5

The light blinded Travis – the noise all but deafened him.

The Screech Owls had just come out of the New England Aquarium into the brilliant sunlight of a July noon hour. The sun stabbing into Travis’s eyes caused him to blink until he could regain focus. The noise, however, remained the same: thunder-like and echoing. Made by people shouting angrily.

There was a rally going on. The broad walkway to the aquarium was filled with two hundred or more protesters holding up placards and shaking them while several television crews filmed.

“Free the penguins!” they shouted.

“Close down the NEA prison!”

“Put the scientists on display, not the sharks!”

“Drain the tanks!”

“Release the penguins!”

A platform and microphone had been set up to one side. Beside the platform, the woman in the penguin costume was conferring with a couple of other protesters.

“What’s this all about?” Sarah asked.

“Animal rights protest, I suppose,” said Data. “They think zoos should be shut down and the animals released back to nature. I guess it’s the same with aquariums.”

Men and women wearing buttons saying “Free the Penguins” were walking about the boardwalk, handing out leaflets. Nish waved them away when two of them approached the Owls, but Sam stepped forward and took one. A woman held out a leaflet in Travis’s direction; being too polite to refuse it, Travis took it, folded it carefully, and stuffed it in his back pocket.

The woman dressed in the penguin suit was now at the microphone. Feedback screeched loudly over the speakers, and a man wearing earphones at a nearby control panel quickly turned some dials. Instantly, the area filled with the booming, echoing voice of the woman in the penguin suit.

“We are here today in support of those in captivity!” she shouted. “We are the voice of the prisoners of the New England Aquarium. We are here to see justice served, to see those who belong to the sea returned to the sea.”

The woman in the penguin suit went on about the rights of animals to live their lives as nature intended. She spoke about how penguins that were hatched in the aquarium were fooled into believing human beings were their parents. “How ridiculous is that?” she shouted. “How wrong is that?

The Owls stood there, watching and listening, Mr. D checking his watch every minute or so. It was fascinating. The Owls had never heard anything like it.

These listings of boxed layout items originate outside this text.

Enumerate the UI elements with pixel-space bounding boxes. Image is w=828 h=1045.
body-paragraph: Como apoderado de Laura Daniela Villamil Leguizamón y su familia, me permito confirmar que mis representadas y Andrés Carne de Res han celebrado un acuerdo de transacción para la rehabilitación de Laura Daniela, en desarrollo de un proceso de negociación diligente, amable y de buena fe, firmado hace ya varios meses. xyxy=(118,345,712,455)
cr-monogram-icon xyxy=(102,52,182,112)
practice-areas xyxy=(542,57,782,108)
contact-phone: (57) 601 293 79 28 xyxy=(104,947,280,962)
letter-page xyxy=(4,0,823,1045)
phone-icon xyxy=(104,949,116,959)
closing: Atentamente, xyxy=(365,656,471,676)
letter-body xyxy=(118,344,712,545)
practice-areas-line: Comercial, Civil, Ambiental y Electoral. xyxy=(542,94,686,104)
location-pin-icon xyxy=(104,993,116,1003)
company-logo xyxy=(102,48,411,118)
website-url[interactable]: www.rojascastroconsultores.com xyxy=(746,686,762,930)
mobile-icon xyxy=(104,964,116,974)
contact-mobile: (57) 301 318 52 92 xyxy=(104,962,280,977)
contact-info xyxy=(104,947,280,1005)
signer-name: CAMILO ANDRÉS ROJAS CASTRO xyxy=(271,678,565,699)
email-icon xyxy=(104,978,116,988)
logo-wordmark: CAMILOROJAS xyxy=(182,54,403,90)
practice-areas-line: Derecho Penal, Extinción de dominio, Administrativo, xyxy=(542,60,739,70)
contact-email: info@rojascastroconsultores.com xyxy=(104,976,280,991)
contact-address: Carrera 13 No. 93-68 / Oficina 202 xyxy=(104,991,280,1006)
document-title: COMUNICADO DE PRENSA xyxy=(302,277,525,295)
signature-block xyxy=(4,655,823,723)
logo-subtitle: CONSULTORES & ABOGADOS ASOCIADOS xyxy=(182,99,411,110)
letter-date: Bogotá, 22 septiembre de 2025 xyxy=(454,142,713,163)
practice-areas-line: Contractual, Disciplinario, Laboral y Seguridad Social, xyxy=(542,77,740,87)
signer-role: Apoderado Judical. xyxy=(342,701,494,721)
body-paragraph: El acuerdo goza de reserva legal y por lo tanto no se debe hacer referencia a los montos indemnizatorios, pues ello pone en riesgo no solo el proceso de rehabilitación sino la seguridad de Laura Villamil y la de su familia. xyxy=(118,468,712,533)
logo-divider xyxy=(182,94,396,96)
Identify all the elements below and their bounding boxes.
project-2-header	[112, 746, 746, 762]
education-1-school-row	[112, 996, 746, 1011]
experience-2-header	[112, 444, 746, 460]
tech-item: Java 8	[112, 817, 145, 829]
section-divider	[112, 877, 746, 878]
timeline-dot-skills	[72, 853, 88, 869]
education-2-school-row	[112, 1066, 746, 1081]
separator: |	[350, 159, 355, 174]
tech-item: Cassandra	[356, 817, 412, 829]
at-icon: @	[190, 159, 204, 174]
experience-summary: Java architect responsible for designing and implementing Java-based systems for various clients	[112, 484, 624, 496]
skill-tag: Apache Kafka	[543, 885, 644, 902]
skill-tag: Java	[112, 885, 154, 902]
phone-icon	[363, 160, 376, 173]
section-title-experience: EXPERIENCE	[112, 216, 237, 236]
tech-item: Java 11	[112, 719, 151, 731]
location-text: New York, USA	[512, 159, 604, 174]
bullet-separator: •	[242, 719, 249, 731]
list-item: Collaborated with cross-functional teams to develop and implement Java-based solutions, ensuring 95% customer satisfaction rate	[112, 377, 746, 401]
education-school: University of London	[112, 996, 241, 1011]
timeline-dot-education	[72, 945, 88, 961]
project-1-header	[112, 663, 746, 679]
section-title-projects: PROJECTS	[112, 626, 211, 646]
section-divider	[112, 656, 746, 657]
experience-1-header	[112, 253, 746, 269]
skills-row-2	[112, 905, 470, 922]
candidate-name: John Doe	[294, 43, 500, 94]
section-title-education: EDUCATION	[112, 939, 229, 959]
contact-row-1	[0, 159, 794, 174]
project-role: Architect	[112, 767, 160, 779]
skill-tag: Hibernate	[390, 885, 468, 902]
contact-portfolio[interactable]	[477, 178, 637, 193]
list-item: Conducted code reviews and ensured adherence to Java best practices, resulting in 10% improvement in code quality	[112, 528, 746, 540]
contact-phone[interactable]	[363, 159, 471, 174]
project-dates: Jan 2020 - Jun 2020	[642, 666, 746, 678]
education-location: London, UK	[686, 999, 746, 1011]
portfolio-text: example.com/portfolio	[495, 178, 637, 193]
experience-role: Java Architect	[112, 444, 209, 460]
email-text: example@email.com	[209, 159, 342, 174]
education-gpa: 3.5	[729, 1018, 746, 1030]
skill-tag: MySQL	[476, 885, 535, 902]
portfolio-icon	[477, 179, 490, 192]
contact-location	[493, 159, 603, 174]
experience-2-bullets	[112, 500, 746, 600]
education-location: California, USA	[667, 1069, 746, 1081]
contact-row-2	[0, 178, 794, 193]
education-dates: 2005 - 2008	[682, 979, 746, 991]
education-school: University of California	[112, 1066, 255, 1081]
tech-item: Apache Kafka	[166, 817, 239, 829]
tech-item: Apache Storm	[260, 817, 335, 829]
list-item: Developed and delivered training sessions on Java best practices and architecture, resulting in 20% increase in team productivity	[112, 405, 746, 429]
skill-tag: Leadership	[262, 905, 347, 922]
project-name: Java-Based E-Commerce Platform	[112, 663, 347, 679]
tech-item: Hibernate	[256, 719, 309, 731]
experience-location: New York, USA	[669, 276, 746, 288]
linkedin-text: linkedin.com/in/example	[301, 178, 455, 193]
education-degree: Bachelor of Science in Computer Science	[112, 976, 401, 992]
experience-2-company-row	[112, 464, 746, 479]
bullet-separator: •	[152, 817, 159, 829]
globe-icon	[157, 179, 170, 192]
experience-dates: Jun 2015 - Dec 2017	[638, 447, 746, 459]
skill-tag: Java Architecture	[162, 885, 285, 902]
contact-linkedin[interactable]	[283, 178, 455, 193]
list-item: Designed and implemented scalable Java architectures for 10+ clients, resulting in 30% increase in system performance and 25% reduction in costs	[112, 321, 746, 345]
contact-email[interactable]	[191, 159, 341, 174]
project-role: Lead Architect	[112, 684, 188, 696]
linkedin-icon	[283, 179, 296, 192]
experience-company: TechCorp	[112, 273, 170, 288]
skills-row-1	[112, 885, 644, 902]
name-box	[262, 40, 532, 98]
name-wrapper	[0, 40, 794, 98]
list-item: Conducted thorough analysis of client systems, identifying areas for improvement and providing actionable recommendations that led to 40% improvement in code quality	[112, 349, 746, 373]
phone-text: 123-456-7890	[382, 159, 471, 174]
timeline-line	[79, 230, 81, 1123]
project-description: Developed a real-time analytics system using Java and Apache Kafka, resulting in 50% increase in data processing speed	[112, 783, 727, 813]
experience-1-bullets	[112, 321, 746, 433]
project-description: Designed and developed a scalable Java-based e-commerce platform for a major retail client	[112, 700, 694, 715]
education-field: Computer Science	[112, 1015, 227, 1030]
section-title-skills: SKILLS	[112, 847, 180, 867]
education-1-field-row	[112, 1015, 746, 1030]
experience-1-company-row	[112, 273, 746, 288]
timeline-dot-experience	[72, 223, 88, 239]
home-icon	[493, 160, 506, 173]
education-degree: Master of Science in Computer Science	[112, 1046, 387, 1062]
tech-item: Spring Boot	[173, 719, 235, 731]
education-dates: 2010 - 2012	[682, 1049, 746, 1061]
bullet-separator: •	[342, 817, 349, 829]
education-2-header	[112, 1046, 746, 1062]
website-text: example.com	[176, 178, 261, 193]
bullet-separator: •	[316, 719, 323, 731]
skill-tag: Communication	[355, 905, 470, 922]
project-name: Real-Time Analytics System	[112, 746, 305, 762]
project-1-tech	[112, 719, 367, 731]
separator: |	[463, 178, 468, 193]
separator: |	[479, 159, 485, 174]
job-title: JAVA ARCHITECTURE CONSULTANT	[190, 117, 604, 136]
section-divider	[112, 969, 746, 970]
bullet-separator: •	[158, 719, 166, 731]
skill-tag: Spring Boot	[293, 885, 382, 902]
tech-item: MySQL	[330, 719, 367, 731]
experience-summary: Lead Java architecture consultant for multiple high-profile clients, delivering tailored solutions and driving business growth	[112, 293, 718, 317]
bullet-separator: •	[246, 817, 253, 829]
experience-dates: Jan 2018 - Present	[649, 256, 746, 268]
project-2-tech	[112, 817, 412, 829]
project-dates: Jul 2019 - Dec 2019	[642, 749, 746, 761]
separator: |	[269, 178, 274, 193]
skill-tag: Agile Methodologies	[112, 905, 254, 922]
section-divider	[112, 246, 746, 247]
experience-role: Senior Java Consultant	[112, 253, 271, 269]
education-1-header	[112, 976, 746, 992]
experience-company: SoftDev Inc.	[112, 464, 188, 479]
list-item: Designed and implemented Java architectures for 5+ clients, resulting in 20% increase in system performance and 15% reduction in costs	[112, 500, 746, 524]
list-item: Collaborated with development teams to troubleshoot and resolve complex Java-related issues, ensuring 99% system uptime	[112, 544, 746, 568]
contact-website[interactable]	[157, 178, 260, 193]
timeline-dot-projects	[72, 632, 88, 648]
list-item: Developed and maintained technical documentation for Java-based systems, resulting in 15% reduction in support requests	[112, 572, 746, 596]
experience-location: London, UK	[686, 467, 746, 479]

After the penguin woman, a man talked about how chickens were raised in mass poultry farms where their captors cut off their beaks so they couldn’t peck each other to death. He talked about how geese were force-fed so that their livers swelled up, and how the bloated livers were used to create a gourmet dish called pâté. Another man talked about how cows and pigs never saw the light of day, never felt sunshine on their bodies or grass under their feet. They were kept in “animal prison cells” where food was pumped in one end and waste material pumped out the other. “Meat factories,” he called them.

“Sick,” said Fahd.

“What’s that got to do with the aquarium?” Sarah asked. “The animals we saw inside were wonderfully well cared for and weren’t going to be eaten by anyone – or anything, for that matter.”

“Still,” added Sam, “it’s wrong, no matter how you look at it. What right do we have to decide the fate of others? Just because we’re humans doesn’t mean we get to do whatever we want to other animals.”

“I’d like to eat another animal right about now,” said Nish. “Maybe some KFC without the beaks!”

Sam turned furiously on Nish, her eyes blazing.

“How would you like to be raised in a cage?” she shouted.

“I have been,” Nish shot back. “It’s called school – and I’m about to break free!”

This time it was Sam who blew a raspberry at Nish – but at the same time she was clearly starting to cry.

“Okay, okay, okay,” Mr. D said, bringing an end to the exchange between Nish and Sam. “We’ve got a lunch to make and a game to play.”

“What’s for lunch?” Nish asked. “I’m in the mood for seafood.”

Travis reached out and pinched the inside of Nish’s arm. A signal for him to cool it. He was going too far.

But it was too late. Sam was running ahead of the rest of the Owls, and Travis could tell she was truly upset.